今まで社交に顔を出さなかったジョスランの美しさを見て、ラウリーヌに妬みや敵意を滲ませた視線を多く感じた。それでなくても現王家をも凌ぐ資産家と言われているのだ。
妬まれるのも当然なのだが、ラウリーヌは今まで長閑なゴーチェで育ったので経験がない。
無意識に小さく息をはいてしまう。
「気にすることはない。あやつらは私自身ではなく地位や財力を見ているのだ。今まで結婚しないと公言していたのが婚約したのだからな、すぐ収束する。」
「……そうかしら。」
この人はもしかして自分がわかってないのでは、と眉を顰めると、ジョスランが笑いながらするりとラウリーヌの頬を撫でた。

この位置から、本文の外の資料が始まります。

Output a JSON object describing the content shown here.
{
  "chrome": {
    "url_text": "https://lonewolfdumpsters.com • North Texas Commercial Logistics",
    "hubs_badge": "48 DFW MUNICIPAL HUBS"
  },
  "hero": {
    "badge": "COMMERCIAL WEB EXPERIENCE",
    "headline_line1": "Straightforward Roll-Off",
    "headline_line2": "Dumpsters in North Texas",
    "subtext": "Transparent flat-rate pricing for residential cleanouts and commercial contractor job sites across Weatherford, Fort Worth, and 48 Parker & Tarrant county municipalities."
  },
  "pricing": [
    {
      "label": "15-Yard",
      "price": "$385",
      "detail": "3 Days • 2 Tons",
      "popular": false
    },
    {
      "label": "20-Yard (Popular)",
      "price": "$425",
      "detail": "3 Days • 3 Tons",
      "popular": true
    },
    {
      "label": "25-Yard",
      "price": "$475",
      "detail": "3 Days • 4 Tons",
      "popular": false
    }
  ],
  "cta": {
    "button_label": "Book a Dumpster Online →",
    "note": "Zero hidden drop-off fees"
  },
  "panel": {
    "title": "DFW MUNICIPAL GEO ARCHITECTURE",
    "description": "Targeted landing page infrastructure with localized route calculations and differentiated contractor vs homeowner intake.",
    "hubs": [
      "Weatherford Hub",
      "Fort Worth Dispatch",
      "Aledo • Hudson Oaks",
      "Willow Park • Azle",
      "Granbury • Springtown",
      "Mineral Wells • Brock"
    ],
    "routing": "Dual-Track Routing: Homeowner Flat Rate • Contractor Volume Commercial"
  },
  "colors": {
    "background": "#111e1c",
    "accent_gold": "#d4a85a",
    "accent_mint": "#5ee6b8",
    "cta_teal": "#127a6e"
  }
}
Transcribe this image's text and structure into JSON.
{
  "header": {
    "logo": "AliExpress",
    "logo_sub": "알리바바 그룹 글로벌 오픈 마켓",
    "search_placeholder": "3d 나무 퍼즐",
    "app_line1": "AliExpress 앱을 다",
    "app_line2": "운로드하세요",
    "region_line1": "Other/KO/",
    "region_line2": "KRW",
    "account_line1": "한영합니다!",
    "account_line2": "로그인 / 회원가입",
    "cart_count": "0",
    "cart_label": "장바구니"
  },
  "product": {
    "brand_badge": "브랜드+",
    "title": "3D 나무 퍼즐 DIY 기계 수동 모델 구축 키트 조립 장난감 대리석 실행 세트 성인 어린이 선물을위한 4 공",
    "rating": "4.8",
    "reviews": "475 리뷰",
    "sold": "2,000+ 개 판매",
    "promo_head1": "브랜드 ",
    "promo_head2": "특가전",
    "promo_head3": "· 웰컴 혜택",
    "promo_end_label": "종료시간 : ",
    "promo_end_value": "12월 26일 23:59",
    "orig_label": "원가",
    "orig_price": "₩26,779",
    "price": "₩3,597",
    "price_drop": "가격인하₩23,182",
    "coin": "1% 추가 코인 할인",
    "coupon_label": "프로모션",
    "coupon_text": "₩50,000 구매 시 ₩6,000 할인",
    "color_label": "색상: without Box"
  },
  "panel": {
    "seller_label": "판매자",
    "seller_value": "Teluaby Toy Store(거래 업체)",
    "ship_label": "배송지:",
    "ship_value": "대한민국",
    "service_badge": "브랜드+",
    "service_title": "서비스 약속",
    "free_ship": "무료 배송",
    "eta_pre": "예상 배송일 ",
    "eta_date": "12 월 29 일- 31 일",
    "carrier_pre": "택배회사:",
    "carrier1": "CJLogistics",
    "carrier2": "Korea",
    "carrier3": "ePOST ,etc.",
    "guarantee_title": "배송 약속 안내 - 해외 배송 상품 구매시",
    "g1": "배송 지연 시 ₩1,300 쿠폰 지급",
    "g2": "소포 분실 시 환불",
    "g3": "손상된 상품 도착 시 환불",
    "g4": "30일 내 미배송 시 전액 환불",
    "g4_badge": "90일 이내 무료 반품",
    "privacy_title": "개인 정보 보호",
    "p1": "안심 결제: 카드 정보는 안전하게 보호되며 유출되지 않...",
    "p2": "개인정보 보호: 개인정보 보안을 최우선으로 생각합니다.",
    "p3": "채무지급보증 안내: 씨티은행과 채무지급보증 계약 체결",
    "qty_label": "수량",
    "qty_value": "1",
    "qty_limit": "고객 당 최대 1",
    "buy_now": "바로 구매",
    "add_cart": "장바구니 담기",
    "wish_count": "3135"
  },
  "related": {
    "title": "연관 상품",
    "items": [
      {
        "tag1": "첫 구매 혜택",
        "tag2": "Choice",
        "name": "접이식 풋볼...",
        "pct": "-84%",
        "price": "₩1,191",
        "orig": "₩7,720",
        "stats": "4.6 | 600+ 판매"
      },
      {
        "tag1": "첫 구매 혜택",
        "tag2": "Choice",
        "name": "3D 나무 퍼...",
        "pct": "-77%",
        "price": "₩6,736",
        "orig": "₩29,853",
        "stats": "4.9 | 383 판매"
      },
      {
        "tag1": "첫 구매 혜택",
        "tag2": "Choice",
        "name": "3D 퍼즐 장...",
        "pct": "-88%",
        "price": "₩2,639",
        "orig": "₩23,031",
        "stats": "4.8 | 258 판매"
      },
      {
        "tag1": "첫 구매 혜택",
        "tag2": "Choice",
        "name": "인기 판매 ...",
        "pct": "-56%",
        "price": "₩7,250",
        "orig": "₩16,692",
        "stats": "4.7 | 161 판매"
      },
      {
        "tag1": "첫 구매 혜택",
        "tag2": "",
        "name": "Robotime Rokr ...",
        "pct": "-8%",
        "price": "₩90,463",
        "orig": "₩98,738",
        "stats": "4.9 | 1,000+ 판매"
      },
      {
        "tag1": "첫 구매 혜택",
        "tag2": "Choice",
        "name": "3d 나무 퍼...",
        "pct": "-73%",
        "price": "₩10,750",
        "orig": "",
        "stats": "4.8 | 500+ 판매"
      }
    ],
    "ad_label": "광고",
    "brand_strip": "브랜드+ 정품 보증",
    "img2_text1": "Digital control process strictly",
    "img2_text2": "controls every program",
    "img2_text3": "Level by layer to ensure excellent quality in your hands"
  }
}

「それに気づかないか? 私に対しても美しい令嬢と婚約した男と妬ましげな視線を向けられていることを。」
ラウリーヌが赤くなり「そんなわけ……」としどろもどろになっていると今度は手を重ねられた。
「ほら、キーファー殿が来た。私は踊れないから兄君と踊っておいで。」
頬や手に触れられてラウリーヌが真っ赤になったところで兄のキーファーが二人の前で礼儀正しく頭を下げ、手を出した。